I'll reiterate what I've said in other threads that using rice and beans as your base doesn't mean that you're going to have boring food--quite to the contrary, you can make pretty much anything you want with rice and beans as your base and make everything from beef stew (just add beef and veggies) to vegetable soup to goulash to anything else. You want to make sure you have enough calories and that what you're eating will make you feel full, and besides giving you all the essential amino acids that you need to survive, rice and beans will help fill you up. (Soak the beans overnight to remove the sugars on the shell of the beans that cause gas--you'll feel a lot better. ) But like I said, you don't have to spend a lot of money to stock up on food--just buy in bulk and make everything yourself instead of buying prepackaged dehydrated or freeze-dried items. You'll save a ton of money making your own. Let me know if I can help answer any other questions you might have.

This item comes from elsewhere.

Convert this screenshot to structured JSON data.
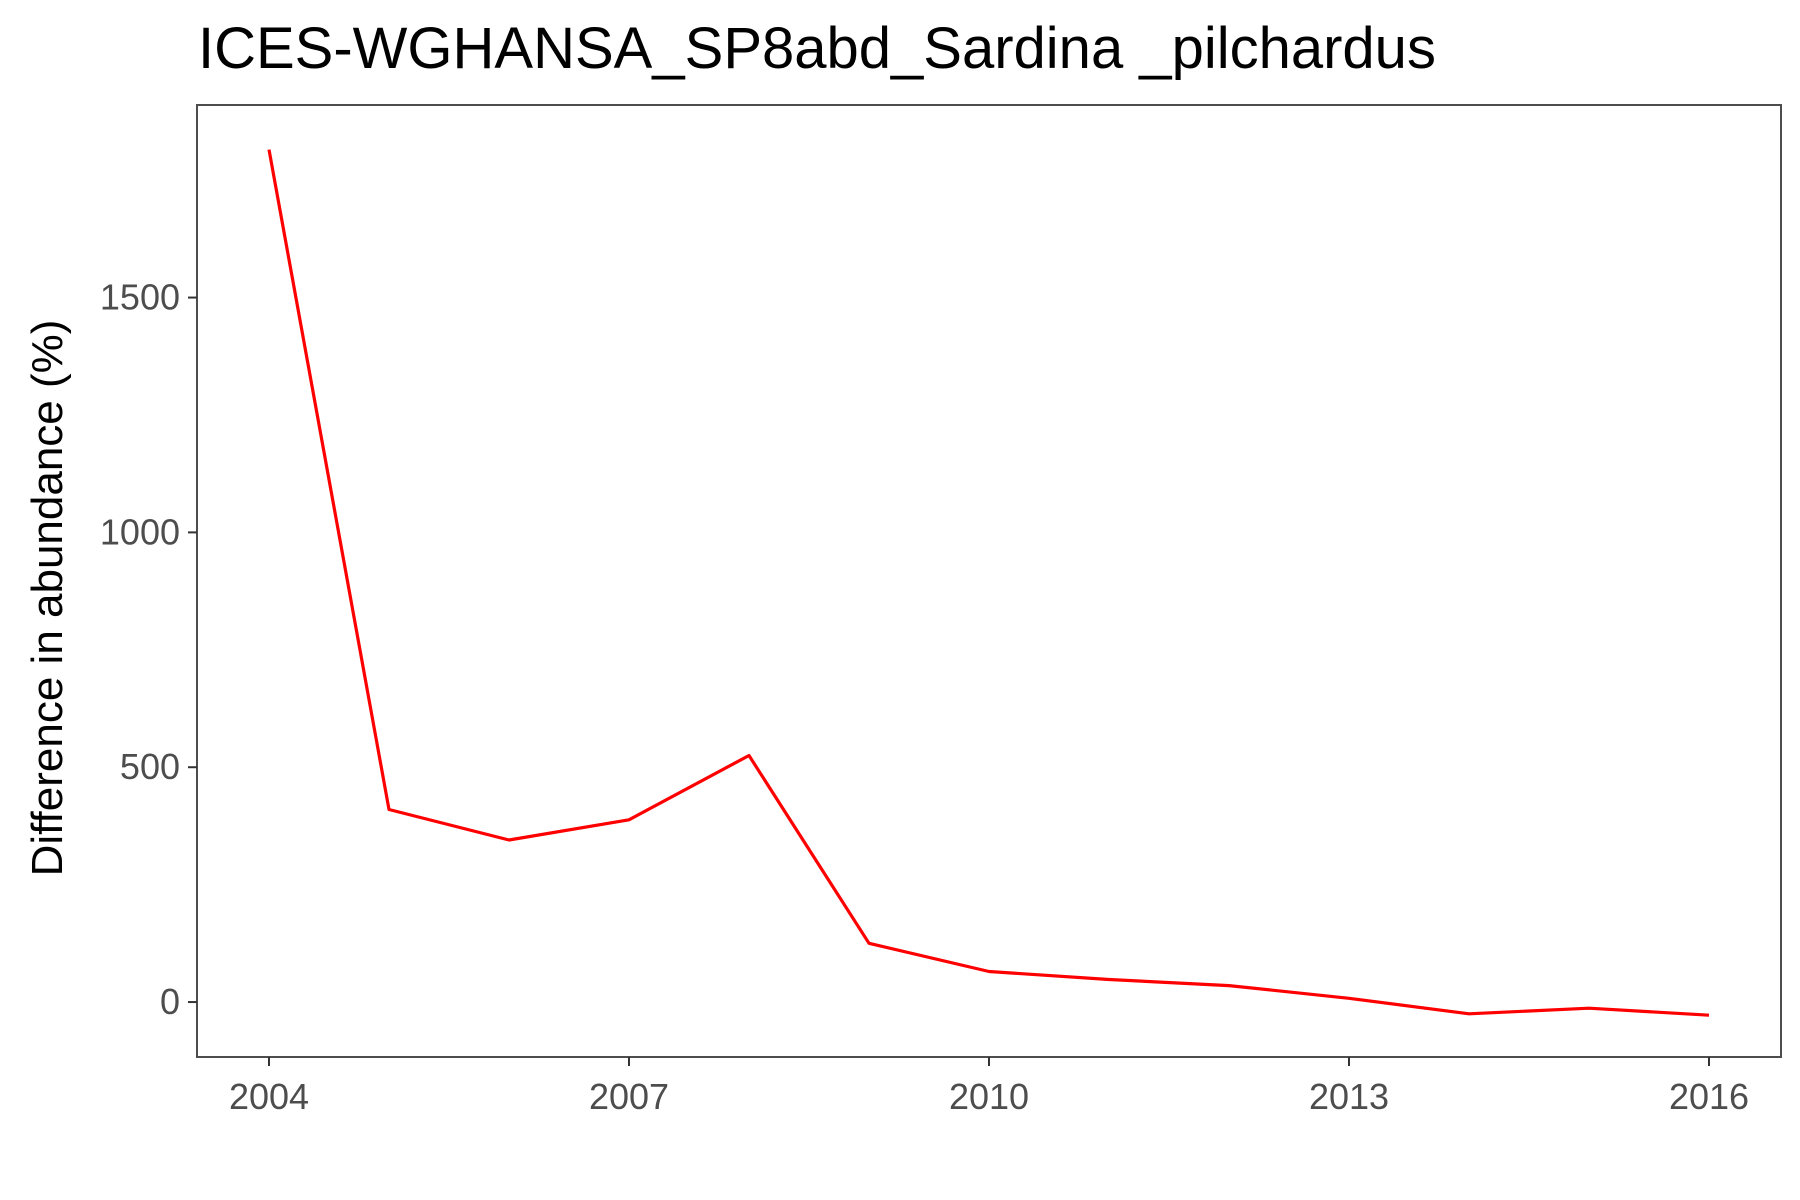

Thank you for this. Once again you have enlightened me with new information.
The first thing I am going to do is buy some more 5 gallons water bottles(I don't have enough yet).
Then I am going to buy my self one of those vacuum sealers, so I can start packing some beans and rice into 5 gallon food grade buckets, inside Mylar bags, sealed with my vacuum sealer. I would of never thought about putting oxygen bags(to swallow any left over oxygen the vacuum sealer might leave), or the bay leaves(to keep the bugs away) if you would of never linked me.
Thank you.
I appreciated it once again. Because of your passion on being self-sustainable and not wanting to have to rely on some fake government to save you, because of that I will be that too one day.
That's my goal. To be self-sustainable. It does the heart good, and it's part of a humans purpose, just like any other species out there, to survive, and replicate.
No matter who you are, if you can't survive, your children won't survive, your wife will leave you, since survival is what's more important to her, and if you don't have that, your hard-wired brain that lives to survive and replicate will wish you did have that.